Impact and Broader Relevance
The methodologies and infrastructure developed within FlexiMOFs-2 establish a new paradigm for data-centric discovery in reticular chemistry, which provides a direct way to accelerate laboratory synthesis, reduces trial-and-error synthesis, and promotes sustainable material discovery workflows. Beyond MOFs, the integrated text-mining, graph-learning, and structure-synthesis mapping workflows are inherently transferable to other material families such as covalent-organic frameworks (COFs), zeolites, perovskites, and battery electrode materials. Together with the open-source tools (mofstructure, fairsyncondition, cheminteraction, and the FAIR-MOFs database) constitutes a comprehensive digital ecosystem for transparent, reproducible, and data-driven design of porous materials. Furthermore, the integration of the FAIR principles aligns with the European Open Science Cloud (EOSC) and the EU’s commitment to open and responsible data stewardship. Overall, FlexiMOFs-2 advances the frontiers of digital chemistry, FAIR data, and sustainable computation, which directly supports the EU’s strategic priorities under the European Green Deal, Digital Europe, and Horizon Europe’s Open Science agenda. The project not only accelerates materials innovation through automation and artificial intelligence, but also establishes a foundation for interoperable cross-domain discovery that transforms how chemists, data scientists and AI engineers collaborate to design the next generation of functional materials.
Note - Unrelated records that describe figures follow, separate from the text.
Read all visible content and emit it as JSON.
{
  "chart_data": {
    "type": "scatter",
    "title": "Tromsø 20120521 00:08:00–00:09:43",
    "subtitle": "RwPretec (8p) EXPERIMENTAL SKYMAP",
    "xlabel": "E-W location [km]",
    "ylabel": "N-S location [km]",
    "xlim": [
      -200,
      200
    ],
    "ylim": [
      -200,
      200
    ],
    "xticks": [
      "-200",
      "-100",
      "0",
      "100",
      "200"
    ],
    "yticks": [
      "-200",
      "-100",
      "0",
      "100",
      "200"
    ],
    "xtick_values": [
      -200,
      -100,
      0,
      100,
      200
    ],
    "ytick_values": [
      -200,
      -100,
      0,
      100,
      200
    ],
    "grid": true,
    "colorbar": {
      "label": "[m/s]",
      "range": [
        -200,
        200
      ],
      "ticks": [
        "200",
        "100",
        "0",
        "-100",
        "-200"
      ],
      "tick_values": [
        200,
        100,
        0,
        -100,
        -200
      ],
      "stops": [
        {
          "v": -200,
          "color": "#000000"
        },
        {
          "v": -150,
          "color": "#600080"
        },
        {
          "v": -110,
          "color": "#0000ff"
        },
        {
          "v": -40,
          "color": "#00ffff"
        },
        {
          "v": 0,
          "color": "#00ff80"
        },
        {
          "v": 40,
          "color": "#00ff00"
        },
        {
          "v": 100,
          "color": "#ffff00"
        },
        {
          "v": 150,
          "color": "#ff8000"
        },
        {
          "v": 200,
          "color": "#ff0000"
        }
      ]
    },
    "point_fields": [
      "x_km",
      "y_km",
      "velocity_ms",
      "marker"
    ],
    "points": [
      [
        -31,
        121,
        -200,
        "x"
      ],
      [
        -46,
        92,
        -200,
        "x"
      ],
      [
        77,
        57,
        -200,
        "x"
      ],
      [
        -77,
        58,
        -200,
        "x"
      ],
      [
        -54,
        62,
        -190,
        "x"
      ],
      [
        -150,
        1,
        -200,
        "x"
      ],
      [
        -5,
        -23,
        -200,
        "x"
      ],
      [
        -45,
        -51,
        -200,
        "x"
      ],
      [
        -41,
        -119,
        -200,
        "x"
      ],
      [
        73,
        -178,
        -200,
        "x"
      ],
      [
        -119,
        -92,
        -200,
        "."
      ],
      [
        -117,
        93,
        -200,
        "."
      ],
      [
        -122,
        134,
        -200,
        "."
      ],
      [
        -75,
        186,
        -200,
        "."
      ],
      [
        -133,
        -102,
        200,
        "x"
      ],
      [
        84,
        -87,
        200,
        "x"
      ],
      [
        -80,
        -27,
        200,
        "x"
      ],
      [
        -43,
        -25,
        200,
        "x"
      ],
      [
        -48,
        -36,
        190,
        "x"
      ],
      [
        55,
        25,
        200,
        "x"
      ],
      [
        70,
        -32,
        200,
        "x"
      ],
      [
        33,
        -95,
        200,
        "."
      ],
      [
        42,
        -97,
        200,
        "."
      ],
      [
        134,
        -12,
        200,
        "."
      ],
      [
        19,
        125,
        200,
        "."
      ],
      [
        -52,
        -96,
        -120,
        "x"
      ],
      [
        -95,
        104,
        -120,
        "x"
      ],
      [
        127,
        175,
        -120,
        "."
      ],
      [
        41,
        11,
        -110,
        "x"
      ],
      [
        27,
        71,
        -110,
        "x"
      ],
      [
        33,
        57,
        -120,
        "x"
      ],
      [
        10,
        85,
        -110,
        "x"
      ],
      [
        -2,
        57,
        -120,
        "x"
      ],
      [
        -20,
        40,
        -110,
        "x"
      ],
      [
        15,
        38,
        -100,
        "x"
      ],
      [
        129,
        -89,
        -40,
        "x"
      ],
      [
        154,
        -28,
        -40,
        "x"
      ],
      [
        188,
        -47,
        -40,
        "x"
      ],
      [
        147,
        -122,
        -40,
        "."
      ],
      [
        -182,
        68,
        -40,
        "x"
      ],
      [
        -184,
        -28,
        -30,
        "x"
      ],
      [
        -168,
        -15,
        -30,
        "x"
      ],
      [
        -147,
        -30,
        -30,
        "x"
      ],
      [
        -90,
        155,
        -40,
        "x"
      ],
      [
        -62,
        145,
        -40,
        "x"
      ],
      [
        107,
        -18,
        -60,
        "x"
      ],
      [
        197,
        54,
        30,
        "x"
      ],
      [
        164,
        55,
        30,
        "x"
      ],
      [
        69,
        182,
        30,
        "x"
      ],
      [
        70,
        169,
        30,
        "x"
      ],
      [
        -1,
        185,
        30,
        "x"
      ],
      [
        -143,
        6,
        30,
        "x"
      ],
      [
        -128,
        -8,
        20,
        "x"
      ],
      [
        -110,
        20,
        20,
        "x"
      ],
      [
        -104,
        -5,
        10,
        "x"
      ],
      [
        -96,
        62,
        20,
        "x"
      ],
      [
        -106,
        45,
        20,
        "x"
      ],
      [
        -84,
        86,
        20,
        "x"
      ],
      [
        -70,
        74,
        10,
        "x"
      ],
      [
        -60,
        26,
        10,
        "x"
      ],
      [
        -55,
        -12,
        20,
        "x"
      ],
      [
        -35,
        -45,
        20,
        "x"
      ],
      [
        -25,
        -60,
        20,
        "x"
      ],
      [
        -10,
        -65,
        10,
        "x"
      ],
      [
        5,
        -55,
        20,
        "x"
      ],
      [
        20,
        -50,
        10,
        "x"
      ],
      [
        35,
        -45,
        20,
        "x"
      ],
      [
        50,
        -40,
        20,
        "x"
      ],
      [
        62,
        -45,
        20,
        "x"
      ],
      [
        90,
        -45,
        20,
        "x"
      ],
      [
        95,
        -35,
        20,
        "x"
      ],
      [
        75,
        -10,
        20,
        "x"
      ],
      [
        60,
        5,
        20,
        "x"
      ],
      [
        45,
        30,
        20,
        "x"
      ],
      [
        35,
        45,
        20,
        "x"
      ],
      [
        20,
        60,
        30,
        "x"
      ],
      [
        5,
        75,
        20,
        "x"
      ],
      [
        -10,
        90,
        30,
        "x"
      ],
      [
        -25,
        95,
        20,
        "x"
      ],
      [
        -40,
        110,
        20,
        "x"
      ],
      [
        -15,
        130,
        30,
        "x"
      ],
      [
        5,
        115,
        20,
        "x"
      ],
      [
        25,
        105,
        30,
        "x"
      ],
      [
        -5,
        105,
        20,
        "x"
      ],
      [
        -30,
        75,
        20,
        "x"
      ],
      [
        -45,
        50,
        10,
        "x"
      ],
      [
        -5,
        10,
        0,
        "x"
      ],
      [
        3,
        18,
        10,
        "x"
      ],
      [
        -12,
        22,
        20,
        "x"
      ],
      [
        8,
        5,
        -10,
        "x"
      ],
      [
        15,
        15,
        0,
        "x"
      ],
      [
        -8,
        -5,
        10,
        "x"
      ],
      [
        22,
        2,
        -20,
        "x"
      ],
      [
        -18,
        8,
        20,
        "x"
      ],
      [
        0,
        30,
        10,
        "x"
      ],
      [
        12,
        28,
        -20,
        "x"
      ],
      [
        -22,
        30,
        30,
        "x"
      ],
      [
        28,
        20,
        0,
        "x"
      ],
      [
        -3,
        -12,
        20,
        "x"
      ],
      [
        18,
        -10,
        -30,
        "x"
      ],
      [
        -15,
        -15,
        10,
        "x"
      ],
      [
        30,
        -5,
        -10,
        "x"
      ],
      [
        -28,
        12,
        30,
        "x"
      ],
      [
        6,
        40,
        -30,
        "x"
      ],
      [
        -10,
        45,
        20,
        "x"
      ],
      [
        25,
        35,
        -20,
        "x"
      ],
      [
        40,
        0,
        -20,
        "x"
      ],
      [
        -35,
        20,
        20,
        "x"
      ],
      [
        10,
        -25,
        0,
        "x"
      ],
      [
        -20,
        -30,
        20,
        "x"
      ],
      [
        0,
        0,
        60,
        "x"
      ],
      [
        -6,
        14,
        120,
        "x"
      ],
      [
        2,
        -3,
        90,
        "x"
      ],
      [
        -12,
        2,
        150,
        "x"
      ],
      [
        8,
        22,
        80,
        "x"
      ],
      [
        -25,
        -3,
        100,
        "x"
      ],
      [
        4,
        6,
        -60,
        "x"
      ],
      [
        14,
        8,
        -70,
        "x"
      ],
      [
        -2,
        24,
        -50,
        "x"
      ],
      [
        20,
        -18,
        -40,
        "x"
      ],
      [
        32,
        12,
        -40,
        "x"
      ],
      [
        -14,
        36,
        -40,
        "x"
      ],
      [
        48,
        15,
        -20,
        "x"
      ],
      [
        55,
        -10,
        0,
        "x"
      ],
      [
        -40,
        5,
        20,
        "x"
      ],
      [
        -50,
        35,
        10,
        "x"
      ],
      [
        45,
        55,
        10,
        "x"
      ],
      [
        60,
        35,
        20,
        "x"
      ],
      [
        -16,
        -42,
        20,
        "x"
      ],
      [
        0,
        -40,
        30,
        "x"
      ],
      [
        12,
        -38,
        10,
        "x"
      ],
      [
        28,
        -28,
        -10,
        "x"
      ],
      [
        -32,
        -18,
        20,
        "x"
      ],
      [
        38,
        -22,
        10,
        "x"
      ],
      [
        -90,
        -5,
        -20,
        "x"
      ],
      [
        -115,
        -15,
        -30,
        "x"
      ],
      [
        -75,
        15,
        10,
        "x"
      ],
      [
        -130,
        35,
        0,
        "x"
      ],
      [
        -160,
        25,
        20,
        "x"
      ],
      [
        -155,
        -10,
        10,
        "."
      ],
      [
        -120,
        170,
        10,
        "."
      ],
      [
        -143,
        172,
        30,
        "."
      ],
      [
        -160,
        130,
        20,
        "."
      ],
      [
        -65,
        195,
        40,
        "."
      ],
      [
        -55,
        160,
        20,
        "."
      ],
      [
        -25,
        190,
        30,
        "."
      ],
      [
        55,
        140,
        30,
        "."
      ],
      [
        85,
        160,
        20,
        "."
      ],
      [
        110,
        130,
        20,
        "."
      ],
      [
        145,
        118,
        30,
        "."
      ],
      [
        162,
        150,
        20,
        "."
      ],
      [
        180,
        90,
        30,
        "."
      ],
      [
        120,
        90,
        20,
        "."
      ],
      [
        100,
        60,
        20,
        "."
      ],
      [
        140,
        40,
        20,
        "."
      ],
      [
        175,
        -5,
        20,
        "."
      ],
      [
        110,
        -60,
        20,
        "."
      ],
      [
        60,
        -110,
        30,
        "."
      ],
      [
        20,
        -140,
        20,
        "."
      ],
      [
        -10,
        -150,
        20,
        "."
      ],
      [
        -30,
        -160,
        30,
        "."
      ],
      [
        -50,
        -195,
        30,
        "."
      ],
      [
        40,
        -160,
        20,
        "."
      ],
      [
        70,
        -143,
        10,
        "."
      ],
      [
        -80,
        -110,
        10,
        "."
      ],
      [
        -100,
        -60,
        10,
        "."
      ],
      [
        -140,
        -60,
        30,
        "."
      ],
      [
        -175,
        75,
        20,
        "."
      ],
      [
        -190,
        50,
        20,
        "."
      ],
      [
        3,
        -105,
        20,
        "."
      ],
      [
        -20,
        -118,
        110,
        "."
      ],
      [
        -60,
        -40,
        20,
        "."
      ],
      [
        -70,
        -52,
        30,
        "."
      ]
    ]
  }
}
Pathway to Uptake and Future Potential
To ensure effective uptake and lasting impact, the following strategic pathways are envisaged:
a. Implementation of an agentic knowledge graph to interlink properties, application and text-mined synthesis data to enable adaptive reasoning and self-improving predictions across material classes.
b. Integration of retrosynthetic workflows, connecting the FAIR-MOFs database with automated synthesis planners for forward and reverse route generation.
c. Demonstration and industrial collaboration, embedding the GNN-based synthesis recommender into robotic laboratory systems for real-time decision-making.
d. Sustainable infrastructure, supported through financial and institutional partnerships to scale cloud deployment and long-term hosting of the FAIR-MOFs ecosystem.
e. Technology transfer and IP strategy, promoting the commercial adaptation of predictive and deconstruction tools within digital chemistry and AI platforms.
f. Standardisation and interoperability, through open APIs and alignment with European FAIR data and Open Science standards.
g. Global engagement, expanding collaborations with European research infrastructures and international partners to foster cross-domain adoption.